Во все века, во всех землях находятся неуемные непоседы, те, кому не дают покоя вопросы — а что за тем холмом? за этими горами? в тех лесах?.. Во все века, во все времена они уходят из дома в дорогу; не Странники, которым должно узнать и вернуться, не скитальцы, которым возвращаться некуда: их люди называют — бродягами. Таким и был Халдар из дома Хадора.

Бывал он во многих людских поселениях; забрел однажды и в Нарготронд к государю Финроду… Но дорога бродяги похожа на капризную и своенравную женщину: никогда не знаешь, что выкинет в следующий момент. Эта дорога и привела Халдара за Северные Горы. Ничего особо хорошего увидеть здесь он не ожидал: по слухам, за Эред Энгрин, как называл эти горы Старший Народ, лежали мрачные края, населенные невиданными чудовищами и дикарями, что, пожалуй, и похуже всяких чудовищ будут. Но по дороге никого не попадалось — ни чудовищ, ни людей, зато зверья и птиц хватало, а в лесах было полно грибов и ягод. Леса как леса, ничего особенного — разве что зверье непуганое; да еще эта долина между двумя небольшими речушками… Он наткнулся на поросшие мхом камни — развалины моста, — и ведь дернуло же любопытство проклятое, переплыл речной поток, выбрался-таки на тот берег. Ну, не похожи были эти места ни на что из того, что видел прежде. Добрался — понял, чем.

Весь берег зарос высоким — по грудь — чернобыльником, а кое-где пробивались маки — небывалые, бархатисто-черные, с темно-красным пятном в чаше цветка. Ни зверя, ни птицы. Тихо. Пусто. Но опасности он здесь не чувствовал, только неясную печаль, а потому решил еще чуть-чуть побродить. Видел седые ивы на берегу, видел черные тополя и яблони — яблони без единого плода, яблони, чьи ветви были похожи на искалеченные руки, в без-надеждной мольбе протянутые к небу. Боги светлые, как же тихо…

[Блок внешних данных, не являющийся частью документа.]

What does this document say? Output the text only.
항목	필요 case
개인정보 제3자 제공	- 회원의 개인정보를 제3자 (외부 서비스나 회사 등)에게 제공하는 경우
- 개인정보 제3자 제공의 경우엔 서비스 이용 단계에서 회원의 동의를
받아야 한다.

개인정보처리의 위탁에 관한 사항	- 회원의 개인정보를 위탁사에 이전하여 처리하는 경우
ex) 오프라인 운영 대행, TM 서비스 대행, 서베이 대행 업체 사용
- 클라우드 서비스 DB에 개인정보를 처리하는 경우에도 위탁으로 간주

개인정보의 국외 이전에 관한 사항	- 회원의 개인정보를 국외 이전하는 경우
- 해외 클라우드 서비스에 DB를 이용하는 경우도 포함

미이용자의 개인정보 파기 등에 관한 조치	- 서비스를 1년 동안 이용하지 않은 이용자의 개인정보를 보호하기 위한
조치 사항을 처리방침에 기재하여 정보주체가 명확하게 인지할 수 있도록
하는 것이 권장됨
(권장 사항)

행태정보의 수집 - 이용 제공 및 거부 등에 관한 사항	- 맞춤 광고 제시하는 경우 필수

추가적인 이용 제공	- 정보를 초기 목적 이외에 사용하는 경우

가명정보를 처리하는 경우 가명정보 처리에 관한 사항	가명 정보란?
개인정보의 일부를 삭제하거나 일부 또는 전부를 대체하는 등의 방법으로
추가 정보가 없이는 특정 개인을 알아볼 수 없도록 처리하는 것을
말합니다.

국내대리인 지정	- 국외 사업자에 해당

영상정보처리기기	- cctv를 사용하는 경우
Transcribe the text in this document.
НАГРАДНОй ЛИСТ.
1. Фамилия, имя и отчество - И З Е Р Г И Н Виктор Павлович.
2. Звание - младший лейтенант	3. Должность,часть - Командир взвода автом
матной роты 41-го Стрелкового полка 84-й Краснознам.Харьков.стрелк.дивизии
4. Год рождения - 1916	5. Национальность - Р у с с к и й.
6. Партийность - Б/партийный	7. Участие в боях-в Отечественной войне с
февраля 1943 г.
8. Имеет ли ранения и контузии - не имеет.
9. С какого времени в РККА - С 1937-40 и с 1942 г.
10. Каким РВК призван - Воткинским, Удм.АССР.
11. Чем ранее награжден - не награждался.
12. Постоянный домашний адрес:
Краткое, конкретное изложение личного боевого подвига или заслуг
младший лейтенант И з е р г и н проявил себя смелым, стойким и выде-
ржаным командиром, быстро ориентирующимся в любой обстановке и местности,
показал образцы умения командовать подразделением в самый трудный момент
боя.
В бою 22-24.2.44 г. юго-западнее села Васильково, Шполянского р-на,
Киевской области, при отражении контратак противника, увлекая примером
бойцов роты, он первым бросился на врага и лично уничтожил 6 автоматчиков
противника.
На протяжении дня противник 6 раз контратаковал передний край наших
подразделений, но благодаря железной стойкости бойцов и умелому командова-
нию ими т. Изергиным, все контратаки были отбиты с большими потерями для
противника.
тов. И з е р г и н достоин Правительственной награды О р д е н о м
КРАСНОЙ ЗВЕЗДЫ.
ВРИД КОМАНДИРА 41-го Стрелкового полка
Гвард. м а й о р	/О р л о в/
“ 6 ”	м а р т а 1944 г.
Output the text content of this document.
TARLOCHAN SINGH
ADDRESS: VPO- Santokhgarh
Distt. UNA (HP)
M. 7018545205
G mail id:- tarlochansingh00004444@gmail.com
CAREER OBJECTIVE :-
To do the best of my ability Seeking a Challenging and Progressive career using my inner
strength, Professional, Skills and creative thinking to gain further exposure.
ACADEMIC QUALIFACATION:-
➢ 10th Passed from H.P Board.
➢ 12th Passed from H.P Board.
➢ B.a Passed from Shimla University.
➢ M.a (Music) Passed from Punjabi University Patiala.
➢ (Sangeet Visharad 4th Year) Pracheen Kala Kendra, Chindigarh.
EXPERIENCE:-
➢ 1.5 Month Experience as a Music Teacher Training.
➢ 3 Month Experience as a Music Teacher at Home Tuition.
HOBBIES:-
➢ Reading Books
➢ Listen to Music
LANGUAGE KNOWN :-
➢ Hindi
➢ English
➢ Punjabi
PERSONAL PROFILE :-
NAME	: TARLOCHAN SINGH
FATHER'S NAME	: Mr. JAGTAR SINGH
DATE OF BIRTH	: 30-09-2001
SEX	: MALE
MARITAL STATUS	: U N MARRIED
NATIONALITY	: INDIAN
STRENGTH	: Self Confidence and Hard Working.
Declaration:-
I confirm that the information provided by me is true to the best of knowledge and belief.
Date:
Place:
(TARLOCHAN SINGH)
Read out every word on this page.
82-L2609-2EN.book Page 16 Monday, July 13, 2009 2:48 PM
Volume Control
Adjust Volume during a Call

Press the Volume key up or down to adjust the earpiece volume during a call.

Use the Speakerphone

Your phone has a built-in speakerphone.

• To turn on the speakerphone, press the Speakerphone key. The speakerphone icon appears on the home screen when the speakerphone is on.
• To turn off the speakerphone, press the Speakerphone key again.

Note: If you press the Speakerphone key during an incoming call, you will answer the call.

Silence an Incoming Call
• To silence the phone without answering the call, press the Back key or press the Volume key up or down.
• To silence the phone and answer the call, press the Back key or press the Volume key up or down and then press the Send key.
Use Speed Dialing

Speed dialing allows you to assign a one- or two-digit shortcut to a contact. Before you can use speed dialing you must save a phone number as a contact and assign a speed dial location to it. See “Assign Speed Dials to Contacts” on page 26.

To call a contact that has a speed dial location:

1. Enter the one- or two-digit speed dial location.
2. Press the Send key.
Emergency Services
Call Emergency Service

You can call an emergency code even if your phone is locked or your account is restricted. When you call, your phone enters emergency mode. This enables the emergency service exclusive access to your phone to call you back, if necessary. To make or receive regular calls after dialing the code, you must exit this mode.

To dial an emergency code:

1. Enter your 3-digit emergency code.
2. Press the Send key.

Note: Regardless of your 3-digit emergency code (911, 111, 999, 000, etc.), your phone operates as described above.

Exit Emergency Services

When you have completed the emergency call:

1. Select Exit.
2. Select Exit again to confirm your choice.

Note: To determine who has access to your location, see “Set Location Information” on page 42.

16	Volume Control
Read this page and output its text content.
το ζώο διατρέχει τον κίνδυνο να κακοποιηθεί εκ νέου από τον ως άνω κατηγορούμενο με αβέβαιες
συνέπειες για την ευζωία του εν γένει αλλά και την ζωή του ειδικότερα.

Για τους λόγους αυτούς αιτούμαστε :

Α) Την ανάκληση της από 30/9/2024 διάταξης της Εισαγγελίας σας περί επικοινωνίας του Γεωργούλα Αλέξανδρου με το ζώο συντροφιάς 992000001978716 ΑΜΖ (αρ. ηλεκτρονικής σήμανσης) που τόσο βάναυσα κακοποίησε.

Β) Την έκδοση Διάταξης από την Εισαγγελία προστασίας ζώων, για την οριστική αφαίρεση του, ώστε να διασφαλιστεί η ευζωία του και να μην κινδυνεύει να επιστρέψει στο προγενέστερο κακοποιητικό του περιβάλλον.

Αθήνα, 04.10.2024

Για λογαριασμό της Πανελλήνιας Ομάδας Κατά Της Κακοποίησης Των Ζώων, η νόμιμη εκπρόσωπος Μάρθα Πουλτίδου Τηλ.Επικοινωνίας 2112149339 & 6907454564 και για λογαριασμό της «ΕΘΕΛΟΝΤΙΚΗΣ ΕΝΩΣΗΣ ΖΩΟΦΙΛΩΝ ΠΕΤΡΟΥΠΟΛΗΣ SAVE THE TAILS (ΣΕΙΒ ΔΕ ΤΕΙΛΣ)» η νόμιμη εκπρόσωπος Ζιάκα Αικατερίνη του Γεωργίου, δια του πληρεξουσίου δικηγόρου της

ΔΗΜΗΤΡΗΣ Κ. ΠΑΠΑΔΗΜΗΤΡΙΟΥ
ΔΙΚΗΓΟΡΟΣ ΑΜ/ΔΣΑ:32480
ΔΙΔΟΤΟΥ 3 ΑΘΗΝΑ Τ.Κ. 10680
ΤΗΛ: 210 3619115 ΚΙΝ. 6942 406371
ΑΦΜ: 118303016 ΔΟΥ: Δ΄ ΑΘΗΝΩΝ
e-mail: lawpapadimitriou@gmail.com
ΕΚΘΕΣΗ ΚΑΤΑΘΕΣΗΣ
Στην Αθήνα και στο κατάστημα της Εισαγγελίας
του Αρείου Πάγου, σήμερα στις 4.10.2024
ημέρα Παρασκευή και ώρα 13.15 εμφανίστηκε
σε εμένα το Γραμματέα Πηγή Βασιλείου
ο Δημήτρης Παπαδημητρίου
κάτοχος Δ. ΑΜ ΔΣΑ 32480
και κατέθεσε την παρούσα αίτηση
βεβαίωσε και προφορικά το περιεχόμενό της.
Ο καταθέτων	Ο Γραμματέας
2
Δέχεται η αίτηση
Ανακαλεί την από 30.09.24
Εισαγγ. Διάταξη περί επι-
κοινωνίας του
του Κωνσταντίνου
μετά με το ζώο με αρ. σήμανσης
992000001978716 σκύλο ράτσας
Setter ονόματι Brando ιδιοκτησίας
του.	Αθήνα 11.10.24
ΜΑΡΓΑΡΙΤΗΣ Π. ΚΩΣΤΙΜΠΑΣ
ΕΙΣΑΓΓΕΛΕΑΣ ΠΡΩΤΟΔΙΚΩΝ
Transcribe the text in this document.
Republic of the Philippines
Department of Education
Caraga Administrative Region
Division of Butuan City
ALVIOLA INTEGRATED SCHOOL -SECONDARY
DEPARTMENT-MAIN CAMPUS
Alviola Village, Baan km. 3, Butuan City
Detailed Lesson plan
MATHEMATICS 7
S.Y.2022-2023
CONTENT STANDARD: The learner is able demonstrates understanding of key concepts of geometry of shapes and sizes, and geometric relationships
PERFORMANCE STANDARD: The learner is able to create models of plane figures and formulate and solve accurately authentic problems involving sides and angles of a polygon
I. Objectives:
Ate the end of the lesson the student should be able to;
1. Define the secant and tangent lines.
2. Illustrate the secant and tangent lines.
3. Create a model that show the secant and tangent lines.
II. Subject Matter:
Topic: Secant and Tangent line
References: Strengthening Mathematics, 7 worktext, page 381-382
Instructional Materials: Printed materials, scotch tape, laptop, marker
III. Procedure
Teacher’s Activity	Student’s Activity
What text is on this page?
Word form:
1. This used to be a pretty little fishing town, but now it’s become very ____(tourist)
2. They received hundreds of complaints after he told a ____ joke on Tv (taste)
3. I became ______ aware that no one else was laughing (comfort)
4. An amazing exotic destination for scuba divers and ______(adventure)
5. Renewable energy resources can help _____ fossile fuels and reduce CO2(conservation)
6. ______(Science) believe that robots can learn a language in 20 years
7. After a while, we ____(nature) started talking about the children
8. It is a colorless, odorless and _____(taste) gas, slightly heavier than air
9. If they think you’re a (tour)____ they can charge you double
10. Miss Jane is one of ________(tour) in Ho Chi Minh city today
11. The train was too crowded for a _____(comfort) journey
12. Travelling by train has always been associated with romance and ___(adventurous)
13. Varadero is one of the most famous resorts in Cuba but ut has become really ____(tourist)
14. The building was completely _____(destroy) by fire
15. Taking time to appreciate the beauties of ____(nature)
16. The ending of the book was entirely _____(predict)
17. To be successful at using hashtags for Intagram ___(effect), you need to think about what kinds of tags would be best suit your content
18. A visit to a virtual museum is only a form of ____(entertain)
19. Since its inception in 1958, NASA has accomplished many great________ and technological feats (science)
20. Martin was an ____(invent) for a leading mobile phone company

Он и не заметил, как стемнело. С берегов потянулся медленный туман, плыть назад ночью не хотелось; Халдар с тоской подумал о дорожном мешке, который оставил на том берегу под камнем. Хорошо хоть звери не откопают. А в мешке — вяленое мясо, и еще оставалось немного сухарей; однако ужина явно не предвидится — ничего, наверстаем упущенное за завтраком… Он с удивлением понял вдруг, что о еде подумал больше по привычке: голода не чувствовал. Да что ж тут такое, колдовство, что ли? Чары? Может, и не надо бы здесь ночевать, ну да ладно…

Халдар завернулся в плащ и прикорнул у корней старой яблони.

…Был — город: медовый, золотой — словно солнцем напоенное дерево стен, тонкая резьба — травы и цветы, и ветви деревьев, птицы и звери, и крылатые змеи; и серебряное кружево — переплеты стрельчатых окон.

Были — ветви яблонь, клонящиеся под бременем плодов — золото-медовых, медвяных, янтарных, просвечивающих на солнце, — и медные сосны.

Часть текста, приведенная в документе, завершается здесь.